C. DES CHAMBRES COMMERCIALES « OUBLIÉES » PAR L'ADMINISTRATION CENTRALE
L'organisation du service de la chambre commerciale du TGI de Mulhouse La chambre commerciale est divisée en deux sections dont l'une gère le contentieux commercial au rythme d'une audience de mise en état et d'une audience de plaidoirie hebdomadaires, tandis que l'autre s'occupe des procédures collectives à raison d'une audience par semaine. Les juges mulhousiens sont également souvent désignés comme juge de la mise en état pour procéder à l'audition des parties. Ils procèdent ainsi à de nombreuses conciliations en cours d'instance. Chaque section est présidée par un vice-président du tribunal et 22 juges consulaires assesseurs participent aux travaux des deux sections. En outre le président de la chambre commerciale est chargé des référés commerciaux, des requêtes et du traitement des difficultés des entreprises : 11 juges consulaires interviennent dans la gestion de cette dernière mission mais ne participent pas aux deux premières dont l'exécution est à la charge du greffe spécialisé des référés. L'organisation du greffe de la chambre commerciale a été « verticalisée », c'est-à-dire qu'il n'y a pas, en principe, de spécialisation des personnels fonctionnaires qui ont tous vocation à traiter l'ensemble des tâches afférentes à ce service et qui peuvent ainsi se remplacer les uns les autres à grade équivalent ou à catégorie équivalente. L'originalité de ce service réside notamment dans l'intervention quotidienne de 22 juges consulaires qui ont recours au greffe pour l'accomplissement de leurs travaux, ce qui a pour effet de multiplier les contacts, les exigences et les contraintes, et notamment une disponibilité de tous les instants des personnels du greffe : participation aux audiences collégiales, courrier, ordonnances des juges commissaires, audiences des juges commissaires... |
Source : TGI de Mulhouse
En raison de l'application du droit local alsacien-mosellan, les tribunaux de commerce n'existent pas dans le département du Haut-Rhin. Ils sont remplacés par une chambre spécialisée auprès de chaque TGI présidée par un magistrat professionnel assisté de juges consulaires bénévoles qui sont des commerçants élus pour 4 ans. Ils sont 12 au TGI de Colmar et 22 au TGI de Mulhouse. Ils s'occupent des procédures collectives et du contentieux commercial, mais leurs activités de prévention et de médiation tendent également à se développer. Ils suivent également toutes les expertises demandées par les juridictions commerciales, ce qui leur permet souvent d'obtenir une conciliation entre les deux parties au cours de l'expertise.
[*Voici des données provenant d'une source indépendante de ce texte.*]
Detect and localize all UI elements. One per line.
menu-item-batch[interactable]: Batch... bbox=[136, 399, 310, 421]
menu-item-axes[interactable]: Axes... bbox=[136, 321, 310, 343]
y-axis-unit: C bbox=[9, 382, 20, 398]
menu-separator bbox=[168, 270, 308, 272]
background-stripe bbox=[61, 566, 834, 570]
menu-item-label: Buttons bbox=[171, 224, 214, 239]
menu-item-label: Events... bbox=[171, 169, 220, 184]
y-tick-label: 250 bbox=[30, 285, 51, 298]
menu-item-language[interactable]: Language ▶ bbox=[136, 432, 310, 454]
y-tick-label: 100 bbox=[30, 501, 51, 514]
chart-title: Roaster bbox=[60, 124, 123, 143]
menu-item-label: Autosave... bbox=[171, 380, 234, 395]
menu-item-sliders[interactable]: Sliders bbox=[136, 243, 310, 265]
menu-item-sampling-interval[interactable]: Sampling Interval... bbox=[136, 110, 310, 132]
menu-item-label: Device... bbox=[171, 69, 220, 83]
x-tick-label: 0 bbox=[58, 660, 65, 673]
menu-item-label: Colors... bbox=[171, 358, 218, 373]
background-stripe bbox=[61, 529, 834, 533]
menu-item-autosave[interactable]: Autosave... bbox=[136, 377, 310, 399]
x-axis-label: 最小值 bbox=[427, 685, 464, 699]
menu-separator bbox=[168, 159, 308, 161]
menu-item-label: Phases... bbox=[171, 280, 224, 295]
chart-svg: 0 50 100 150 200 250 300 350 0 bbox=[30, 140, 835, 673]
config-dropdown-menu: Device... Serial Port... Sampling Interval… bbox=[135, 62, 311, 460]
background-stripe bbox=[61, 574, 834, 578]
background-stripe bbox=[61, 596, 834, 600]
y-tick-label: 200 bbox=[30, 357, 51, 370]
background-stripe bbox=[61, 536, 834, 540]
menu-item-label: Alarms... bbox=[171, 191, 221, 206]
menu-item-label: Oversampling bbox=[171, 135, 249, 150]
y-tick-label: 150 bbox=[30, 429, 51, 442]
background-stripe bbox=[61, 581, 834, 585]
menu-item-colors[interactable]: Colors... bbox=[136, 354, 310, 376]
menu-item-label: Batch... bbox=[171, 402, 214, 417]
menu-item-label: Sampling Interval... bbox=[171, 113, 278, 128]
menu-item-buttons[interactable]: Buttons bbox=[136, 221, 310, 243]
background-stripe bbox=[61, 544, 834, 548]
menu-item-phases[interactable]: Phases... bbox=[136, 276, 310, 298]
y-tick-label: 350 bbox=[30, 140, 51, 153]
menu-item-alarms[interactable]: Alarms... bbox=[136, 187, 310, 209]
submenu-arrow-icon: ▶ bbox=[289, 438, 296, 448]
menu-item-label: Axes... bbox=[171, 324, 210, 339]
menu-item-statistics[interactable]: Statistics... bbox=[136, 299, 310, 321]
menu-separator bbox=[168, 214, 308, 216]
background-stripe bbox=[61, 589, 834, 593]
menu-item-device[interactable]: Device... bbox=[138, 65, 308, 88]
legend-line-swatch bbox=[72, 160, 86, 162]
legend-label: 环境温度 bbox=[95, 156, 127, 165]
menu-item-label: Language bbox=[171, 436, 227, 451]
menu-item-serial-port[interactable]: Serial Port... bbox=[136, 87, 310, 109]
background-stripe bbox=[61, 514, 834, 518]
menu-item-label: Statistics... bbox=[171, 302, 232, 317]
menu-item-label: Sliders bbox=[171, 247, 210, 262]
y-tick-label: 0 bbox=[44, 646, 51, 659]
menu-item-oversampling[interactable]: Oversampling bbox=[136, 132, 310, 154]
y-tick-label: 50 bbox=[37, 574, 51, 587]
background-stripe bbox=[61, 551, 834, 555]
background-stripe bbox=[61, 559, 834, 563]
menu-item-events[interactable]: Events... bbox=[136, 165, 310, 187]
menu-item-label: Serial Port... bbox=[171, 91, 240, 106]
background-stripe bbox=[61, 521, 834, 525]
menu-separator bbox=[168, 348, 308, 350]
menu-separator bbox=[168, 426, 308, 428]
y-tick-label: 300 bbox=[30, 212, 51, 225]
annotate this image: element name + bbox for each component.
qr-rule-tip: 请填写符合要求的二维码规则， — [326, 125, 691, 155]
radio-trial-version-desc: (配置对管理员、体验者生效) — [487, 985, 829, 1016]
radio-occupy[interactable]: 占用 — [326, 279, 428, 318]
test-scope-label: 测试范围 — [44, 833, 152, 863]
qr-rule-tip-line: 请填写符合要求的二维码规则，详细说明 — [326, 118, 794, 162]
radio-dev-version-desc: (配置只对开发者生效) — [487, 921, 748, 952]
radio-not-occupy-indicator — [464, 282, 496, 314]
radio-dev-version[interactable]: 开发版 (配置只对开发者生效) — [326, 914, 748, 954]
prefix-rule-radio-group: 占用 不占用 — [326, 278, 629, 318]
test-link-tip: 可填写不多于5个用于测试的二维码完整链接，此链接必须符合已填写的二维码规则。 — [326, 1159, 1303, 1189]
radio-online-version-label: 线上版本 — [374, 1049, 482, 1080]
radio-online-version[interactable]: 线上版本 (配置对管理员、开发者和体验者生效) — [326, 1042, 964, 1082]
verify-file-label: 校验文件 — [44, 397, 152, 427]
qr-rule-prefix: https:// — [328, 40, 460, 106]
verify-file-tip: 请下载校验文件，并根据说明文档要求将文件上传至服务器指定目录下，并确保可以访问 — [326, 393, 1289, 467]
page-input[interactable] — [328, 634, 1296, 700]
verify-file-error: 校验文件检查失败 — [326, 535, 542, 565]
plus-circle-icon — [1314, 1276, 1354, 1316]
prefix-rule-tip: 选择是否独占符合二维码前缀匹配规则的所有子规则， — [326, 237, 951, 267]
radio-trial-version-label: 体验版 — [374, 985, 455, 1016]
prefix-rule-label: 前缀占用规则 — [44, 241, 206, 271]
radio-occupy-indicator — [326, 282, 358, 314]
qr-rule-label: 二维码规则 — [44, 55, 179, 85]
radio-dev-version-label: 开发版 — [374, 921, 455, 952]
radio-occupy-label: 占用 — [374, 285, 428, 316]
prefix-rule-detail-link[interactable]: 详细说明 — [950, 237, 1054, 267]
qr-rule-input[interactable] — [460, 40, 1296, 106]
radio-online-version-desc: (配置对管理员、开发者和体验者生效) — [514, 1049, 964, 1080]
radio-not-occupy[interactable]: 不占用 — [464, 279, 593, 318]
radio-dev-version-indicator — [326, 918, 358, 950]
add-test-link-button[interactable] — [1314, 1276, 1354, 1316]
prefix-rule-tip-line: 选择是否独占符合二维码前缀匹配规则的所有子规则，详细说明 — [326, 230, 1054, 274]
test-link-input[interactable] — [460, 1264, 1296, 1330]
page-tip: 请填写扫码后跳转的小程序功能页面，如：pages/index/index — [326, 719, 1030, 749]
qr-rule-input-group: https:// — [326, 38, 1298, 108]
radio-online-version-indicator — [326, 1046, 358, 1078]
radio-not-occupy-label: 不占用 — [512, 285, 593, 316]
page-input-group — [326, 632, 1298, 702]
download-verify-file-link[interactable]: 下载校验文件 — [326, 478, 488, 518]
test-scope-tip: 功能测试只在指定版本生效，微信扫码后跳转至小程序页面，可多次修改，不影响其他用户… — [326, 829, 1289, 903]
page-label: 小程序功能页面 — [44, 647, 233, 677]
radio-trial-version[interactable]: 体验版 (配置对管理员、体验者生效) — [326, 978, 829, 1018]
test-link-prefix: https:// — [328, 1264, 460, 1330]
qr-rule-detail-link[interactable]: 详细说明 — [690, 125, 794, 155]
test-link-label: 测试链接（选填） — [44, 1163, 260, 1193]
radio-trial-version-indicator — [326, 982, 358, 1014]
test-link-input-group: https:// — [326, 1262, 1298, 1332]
Le système alsacien-mosellan permet donc de bénéficier des garanties apportées par la présence d'un juge professionnel tout en ayant les avantages liés à la présence de magistrats non professionnels issus du monde du commerce. Ainsi, la justice rendue n'est pas ignorante des réalités de la sphère commerciale et elle associe des citoyens à l'exécution de sa mission. En outre, l'échevinage a l'avantage de rendre la justice peu coûteuse pour l'Etat tout en étant efficace et bien acceptée par les justiciables. Le fait que la réforme des tribunaux de commerce en « vieille France » s'inspire pour partie du système alsacien-mosellan montre bien que la pertinence, voire la supériorité de ce dernier est reconnue par tous.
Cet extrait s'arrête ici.